ECLI:NL:CRVB:2010:BL9062
Centrale Raad van Beroep
- Hoger beroep
- Rechtspraak.nl
Weigering van WW-uitkering wegens niet-beschikbaarheid voor de arbeidsmarkt en niet voldoen aan de referte-eis
In deze zaak gaat het om het hoger beroep van appellant tegen de uitspraak van de rechtbank Amsterdam van 11 februari 2009, waarin de rechtbank oordeelde dat appellant niet beschikbaar was voor de arbeidsmarkt en niet voldeed aan de referte-eis voor een WW-uitkering. De Centrale Raad van Beroep heeft op 18 maart 2010 uitspraak gedaan in deze zaak. Appellant, vertegenwoordigd door mr. drs. W. Hoebba, heeft hoger beroep ingesteld tegen de beslissing van het Uitvoeringsinstituut werknemersverzekeringen (Uwv) die hem met ingang van 28 november 2006 een WW-uitkering ontzegd heeft. De rechtbank had geoordeeld dat appellant vanaf 28 november 2006 niet aantoonbaar had gesolliciteerd en slechts kortstondig als werkzoekende ingeschreven stond bij het CWI. Appellant stelde dat hij pas na ontvangst van het WAO-besluit op zoek zou gaan naar werk, wat de rechtbank niet overtuigend vond.

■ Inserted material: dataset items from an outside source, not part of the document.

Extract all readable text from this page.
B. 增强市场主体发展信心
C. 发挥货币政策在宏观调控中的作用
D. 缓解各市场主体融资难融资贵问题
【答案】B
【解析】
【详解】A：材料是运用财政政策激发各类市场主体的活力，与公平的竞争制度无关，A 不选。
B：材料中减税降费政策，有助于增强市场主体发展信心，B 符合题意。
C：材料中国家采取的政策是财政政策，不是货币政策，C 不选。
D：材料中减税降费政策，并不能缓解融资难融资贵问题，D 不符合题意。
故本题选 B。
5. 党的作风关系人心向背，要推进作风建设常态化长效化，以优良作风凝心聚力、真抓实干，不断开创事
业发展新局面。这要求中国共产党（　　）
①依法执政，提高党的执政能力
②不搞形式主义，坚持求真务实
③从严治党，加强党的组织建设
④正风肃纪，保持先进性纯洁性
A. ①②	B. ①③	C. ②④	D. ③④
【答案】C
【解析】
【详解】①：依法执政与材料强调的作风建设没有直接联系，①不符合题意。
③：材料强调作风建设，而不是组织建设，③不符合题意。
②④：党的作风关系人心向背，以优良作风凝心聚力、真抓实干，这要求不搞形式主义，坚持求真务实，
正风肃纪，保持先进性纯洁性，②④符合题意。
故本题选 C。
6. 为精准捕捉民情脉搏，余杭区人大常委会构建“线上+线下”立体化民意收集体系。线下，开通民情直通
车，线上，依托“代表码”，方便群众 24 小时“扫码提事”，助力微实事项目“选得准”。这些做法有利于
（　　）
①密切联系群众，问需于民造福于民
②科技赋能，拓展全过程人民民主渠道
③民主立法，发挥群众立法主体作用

De Centrale Raad van Beroep heeft de overwegingen van de rechtbank gevolgd en geoordeeld dat het Uwv terecht heeft geoordeeld dat appellant niet beschikbaar was voor de arbeidsmarkt. De Raad heeft vastgesteld dat appellant niet voldeed aan de referte-eis zoals neergelegd in artikel 17 van de Werkloosheidswet (WW), die vereist dat iemand in de 36 weken voorafgaand aan de eerste werkloosheidsdag in ten minste 26 weken als werknemer arbeid heeft verricht. De Raad heeft geconcludeerd dat de argumenten van appellant in hoger beroep niet nieuw waren en dat de rechtbank op goede gronden tot haar oordeel was gekomen.
De uitspraak van de Centrale Raad van Beroep bevestigt de eerdere beslissing van de rechtbank en er zijn geen termen aanwezig voor een proceskostenveroordeling. De uitspraak is openbaar gedaan op 18 maart 2010.